Как известно, библейские и евангельские сюжеты, наряду с мифологическими и собственно историческими, объединялись в то время в единое понятие “исторический жанр”, или историческая живопись, именно так понималась она и самим Н. Ге, попытавшимся вслед за А. Ивановым синтезировать в образе Христа историзм и религиозность. “Истинно историческая живопись, — считал он, — должна быть непременно религиозной, точно так же как религиозная не может не быть исторической”. И далее Ге произносит ключевые для него слова: “И такая религиозная живопись становится не только обширною в своем ГУМАНИСТИЧЕСКОМ ЗНАЧЕНИИ (выделено мною. — М. П.), но и крайне необходимой для общества”. В принципе, в подаче Христа как исторического лица никакой новизны нет, точно так же, как и в самой гуманизации его образа. Явление, к тому времени достаточно распространенное и в общественном, и тем более в художественном сознании.
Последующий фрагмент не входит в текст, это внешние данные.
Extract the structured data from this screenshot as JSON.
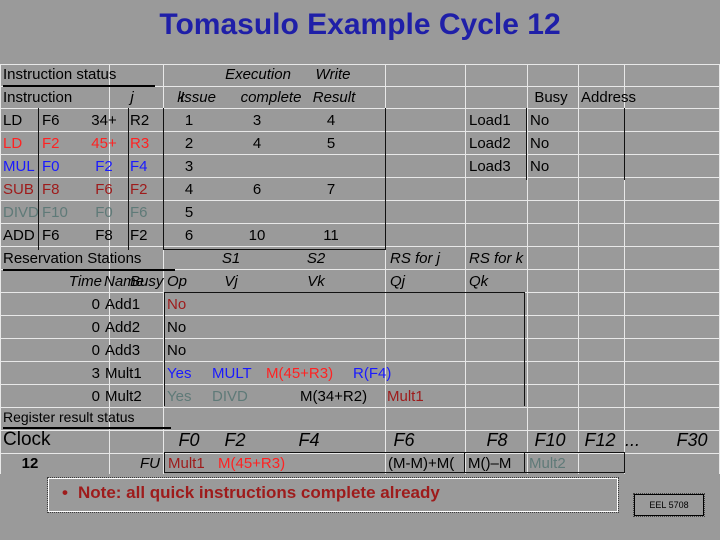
{
  "slide": {
    "title": "Tomasulo Example Cycle 12",
    "title_color": "#1f1fa8",
    "background_color": "#9a9a9a"
  },
  "colors": {
    "black": "#000000",
    "red": "#ff2222",
    "blue": "#1a1aff",
    "dark_red": "#9e1b1b",
    "teal_gray": "#5f7a78",
    "note_red": "#9e1b1b"
  },
  "instruction_status": {
    "section_label": "Instruction status",
    "group_headers": {
      "execution": "Execution",
      "write": "Write"
    },
    "headers": {
      "instruction": "Instruction",
      "j": "j",
      "k": "k",
      "issue": "Issue",
      "exec_complete": "complete",
      "write_result": "Result"
    },
    "rows": [
      {
        "op": "LD",
        "j": "F6",
        "k": "34+",
        "k2": "R2",
        "issue": "1",
        "complete": "3",
        "write": "4",
        "color": "black"
      },
      {
        "op": "LD",
        "j": "F2",
        "k": "45+",
        "k2": "R3",
        "issue": "2",
        "complete": "4",
        "write": "5",
        "color": "red"
      },
      {
        "op": "MUL",
        "j": "F0",
        "k": "F2",
        "k2": "F4",
        "issue": "3",
        "complete": "",
        "write": "",
        "color": "blue"
      },
      {
        "op": "SUB",
        "j": "F8",
        "k": "F6",
        "k2": "F2",
        "issue": "4",
        "complete": "6",
        "write": "7",
        "color": "dark_red"
      },
      {
        "op": "DIVD",
        "j": "F10",
        "k": "F0",
        "k2": "F6",
        "issue": "5",
        "complete": "",
        "write": "",
        "color": "teal_gray"
      },
      {
        "op": "ADD",
        "j": "F6",
        "k": "F8",
        "k2": "F2",
        "issue": "6",
        "complete": "10",
        "write": "11",
        "color": "black"
      }
    ]
  },
  "load_buffers": {
    "headers": {
      "busy": "Busy",
      "address": "Address"
    },
    "rows": [
      {
        "name": "Load1",
        "busy": "No",
        "address": ""
      },
      {
        "name": "Load2",
        "busy": "No",
        "address": ""
      },
      {
        "name": "Load3",
        "busy": "No",
        "address": ""
      }
    ]
  },
  "reservation_stations": {
    "section_label": "Reservation Stations",
    "group_headers": {
      "s1": "S1",
      "s2": "S2",
      "rs_for_j": "RS for j",
      "rs_for_k": "RS for k"
    },
    "headers": {
      "time": "Time",
      "name": "Name",
      "busy": "Busy",
      "op": "Op",
      "vj": "Vj",
      "vk": "Vk",
      "qj": "Qj",
      "qk": "Qk"
    },
    "rows": [
      {
        "time": "0",
        "name": "Add1",
        "busy": "No",
        "op": "",
        "vj": "",
        "vk": "",
        "qj": "",
        "qk": "",
        "color": "black",
        "busy_color": "dark_red"
      },
      {
        "time": "0",
        "name": "Add2",
        "busy": "No",
        "op": "",
        "vj": "",
        "vk": "",
        "qj": "",
        "qk": "",
        "color": "black",
        "busy_color": "black"
      },
      {
        "time": "0",
        "name": "Add3",
        "busy": "No",
        "op": "",
        "vj": "",
        "vk": "",
        "qj": "",
        "qk": "",
        "color": "black",
        "busy_color": "black"
      },
      {
        "time": "3",
        "name": "Mult1",
        "busy": "Yes",
        "op": "MULT",
        "vj": "M(45+R3)",
        "vk": "R(F4)",
        "qj": "",
        "qk": "",
        "color": "black",
        "busy_color": "blue"
      },
      {
        "time": "0",
        "name": "Mult2",
        "busy": "Yes",
        "op": "DIVD",
        "vj": "",
        "vk": "M(34+R2)",
        "qj": "Mult1",
        "qk": "",
        "color": "black",
        "busy_color": "teal_gray"
      }
    ]
  },
  "register_result_status": {
    "section_label": "Register result status",
    "clock_label": "Clock",
    "clock_value": "12",
    "fu_label": "FU",
    "registers": [
      "F0",
      "F2",
      "F4",
      "F6",
      "F8",
      "F10",
      "F12",
      "...",
      "F30"
    ],
    "values": [
      {
        "reg": "F0",
        "value": "Mult1",
        "color": "dark_red"
      },
      {
        "reg": "F2",
        "value": "M(45+R3)",
        "color": "red"
      },
      {
        "reg": "F4",
        "value": "",
        "color": "black"
      },
      {
        "reg": "F6",
        "value": "(M-M)+M(",
        "color": "black"
      },
      {
        "reg": "F8",
        "value": "M()–M",
        "color": "black"
      },
      {
        "reg": "F10",
        "value": "Mult2",
        "color": "teal_gray"
      },
      {
        "reg": "F12",
        "value": "",
        "color": "black"
      },
      {
        "reg": "...",
        "value": "",
        "color": "black"
      },
      {
        "reg": "F30",
        "value": "",
        "color": "black"
      }
    ]
  },
  "note": {
    "bullet": "•",
    "text": "Note: all quick instructions complete already"
  },
  "footer_badge": {
    "label": "EEL 5708"
  }
}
Но стоящий на позициях историзма Н. Ге идет дальше и впервые в русском искусстве декларирует “гуманистическое значение” религиозности.
Отсюда и естественный пересмотр Н. Ге цели религиозного искусства. Если В. Васнецов и М. Нестеров черпали свое вдохновение в иконописи, то, в отличие от них, Ге видел свою цель не в поддержании, как он считал, созданных предрассудков, а в “радикальнейшем искоренении всех фетишей и низвержении кумиров”. Критерием же формирования столь радикальной программы становится для Ге не святоотеческое благочестие, но “дар и разум. Ведь это компас, — писал он, — без которого никуда не годишься”.
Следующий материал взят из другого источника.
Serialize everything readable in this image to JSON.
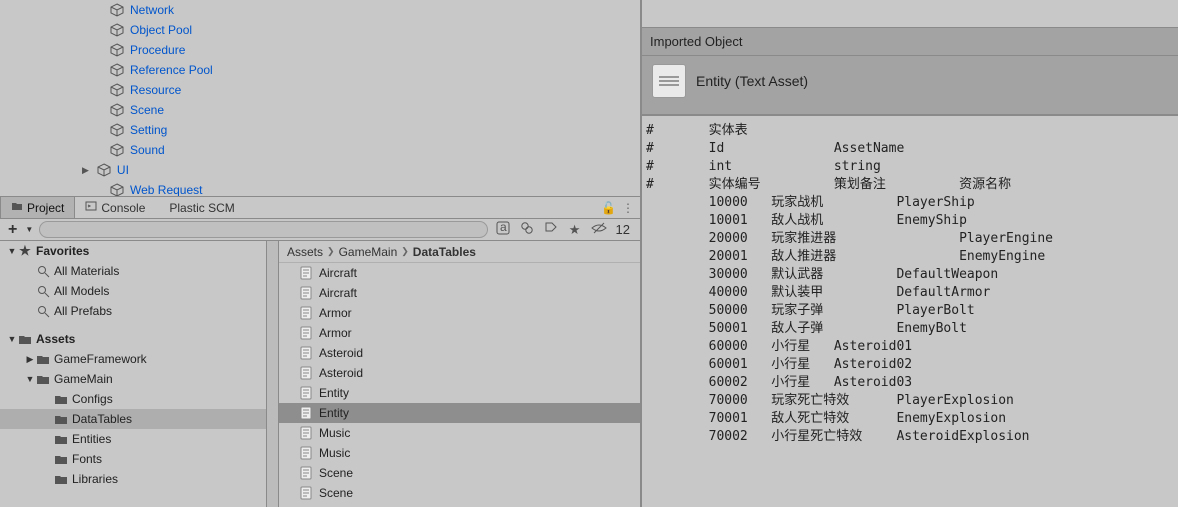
{
  "hierarchy": {
    "items": [
      {
        "label": "Network",
        "arrow": false
      },
      {
        "label": "Object Pool",
        "arrow": false
      },
      {
        "label": "Procedure",
        "arrow": false
      },
      {
        "label": "Reference Pool",
        "arrow": false
      },
      {
        "label": "Resource",
        "arrow": false
      },
      {
        "label": "Scene",
        "arrow": false
      },
      {
        "label": "Setting",
        "arrow": false
      },
      {
        "label": "Sound",
        "arrow": false
      },
      {
        "label": "UI",
        "arrow": true
      },
      {
        "label": "Web Request",
        "arrow": false
      }
    ]
  },
  "projectPanel": {
    "tabs": [
      {
        "label": "Project",
        "active": true
      },
      {
        "label": "Console",
        "active": false
      },
      {
        "label": "Plastic SCM",
        "active": false
      }
    ],
    "hiddenCount": "12",
    "search": {
      "placeholder": ""
    },
    "favorites": {
      "title": "Favorites",
      "items": [
        "All Materials",
        "All Models",
        "All Prefabs"
      ]
    },
    "assetsRoot": {
      "title": "Assets",
      "children": [
        {
          "label": "GameFramework",
          "expanded": false,
          "depth": 1,
          "hasChildren": true,
          "selected": false
        },
        {
          "label": "GameMain",
          "expanded": true,
          "depth": 1,
          "hasChildren": true,
          "selected": false
        },
        {
          "label": "Configs",
          "expanded": false,
          "depth": 2,
          "hasChildren": false,
          "selected": false
        },
        {
          "label": "DataTables",
          "expanded": false,
          "depth": 2,
          "hasChildren": false,
          "selected": true
        },
        {
          "label": "Entities",
          "expanded": false,
          "depth": 2,
          "hasChildren": false,
          "selected": false
        },
        {
          "label": "Fonts",
          "expanded": false,
          "depth": 2,
          "hasChildren": false,
          "selected": false
        },
        {
          "label": "Libraries",
          "expanded": false,
          "depth": 2,
          "hasChildren": false,
          "selected": false
        }
      ]
    },
    "breadcrumb": [
      "Assets",
      "GameMain",
      "DataTables"
    ],
    "assetList": [
      {
        "label": "Aircraft",
        "selected": false
      },
      {
        "label": "Aircraft",
        "selected": false
      },
      {
        "label": "Armor",
        "selected": false
      },
      {
        "label": "Armor",
        "selected": false
      },
      {
        "label": "Asteroid",
        "selected": false
      },
      {
        "label": "Asteroid",
        "selected": false
      },
      {
        "label": "Entity",
        "selected": false
      },
      {
        "label": "Entity",
        "selected": true
      },
      {
        "label": "Music",
        "selected": false
      },
      {
        "label": "Music",
        "selected": false
      },
      {
        "label": "Scene",
        "selected": false
      },
      {
        "label": "Scene",
        "selected": false
      }
    ]
  },
  "inspector": {
    "sectionTitle": "Imported Object",
    "assetTitle": "Entity (Text Asset)",
    "lines": [
      "#\t实体表",
      "#\tId\t\tAssetName",
      "#\tint\t\tstring",
      "#\t实体编号\t\t策划备注\t\t资源名称",
      "\t10000\t玩家战机\t\tPlayerShip",
      "\t10001\t敌人战机\t\tEnemyShip",
      "\t20000\t玩家推进器\t\tPlayerEngine",
      "\t20001\t敌人推进器\t\tEnemyEngine",
      "\t30000\t默认武器\t\tDefaultWeapon",
      "\t40000\t默认装甲\t\tDefaultArmor",
      "\t50000\t玩家子弹\t\tPlayerBolt",
      "\t50001\t敌人子弹\t\tEnemyBolt",
      "\t60000\t小行星\tAsteroid01",
      "\t60001\t小行星\tAsteroid02",
      "\t60002\t小行星\tAsteroid03",
      "\t70000\t玩家死亡特效\tPlayerExplosion",
      "\t70001\t敌人死亡特效\tEnemyExplosion",
      "\t70002\t小行星死亡特效\tAsteroidExplosion"
    ]
  }
}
Этот “компас” вел художника по всему евангельскому циклу, начиная с самой первой его картины “Тайная вечеря”. В центре ее — не сакральный момент откровения таинстве тела и крови Христовой, а жизненная драма, в основе которой — “разрыв между одним учеником и любимым учителем, тот разрыв, который совершается среди нас из рода в род, из века в век”; так формулировал идею картины сам автор.
Вообще темы самопожертвования, милосердия и сострадания, душевного благородства и печали по неправде и насилию, собственно, и привносили в картины цикла ту религиозность, как понимал ее сам художник, то есть пронизанную главной заповедью Спасителя: “Да любите друг друга”. Но при этом “истинной любовью” Ге называл “равнодушную любовь”, которая включала в себя “полное участие, полную привязанность”, но исключала страсть. “Страсть, — писал он, — есть требование тела, чувства, а не мысли, а я понял разумную любовь”. Такая любовь, проистекавшая не из сердца, но из мысли, уравнивавшей понятия “истинная”, “равнодушная”, “разумная”, питала и веру художника, что и придало его религиозной живописи то самое “гуманистическое значение”, о котором он сам и говорил. А в результате красной нитью практически через весь цикл пройдет новый, сотворенный художественной и философской мыслью Ге образ “гражданского Христа” (Л. Н. Толстой).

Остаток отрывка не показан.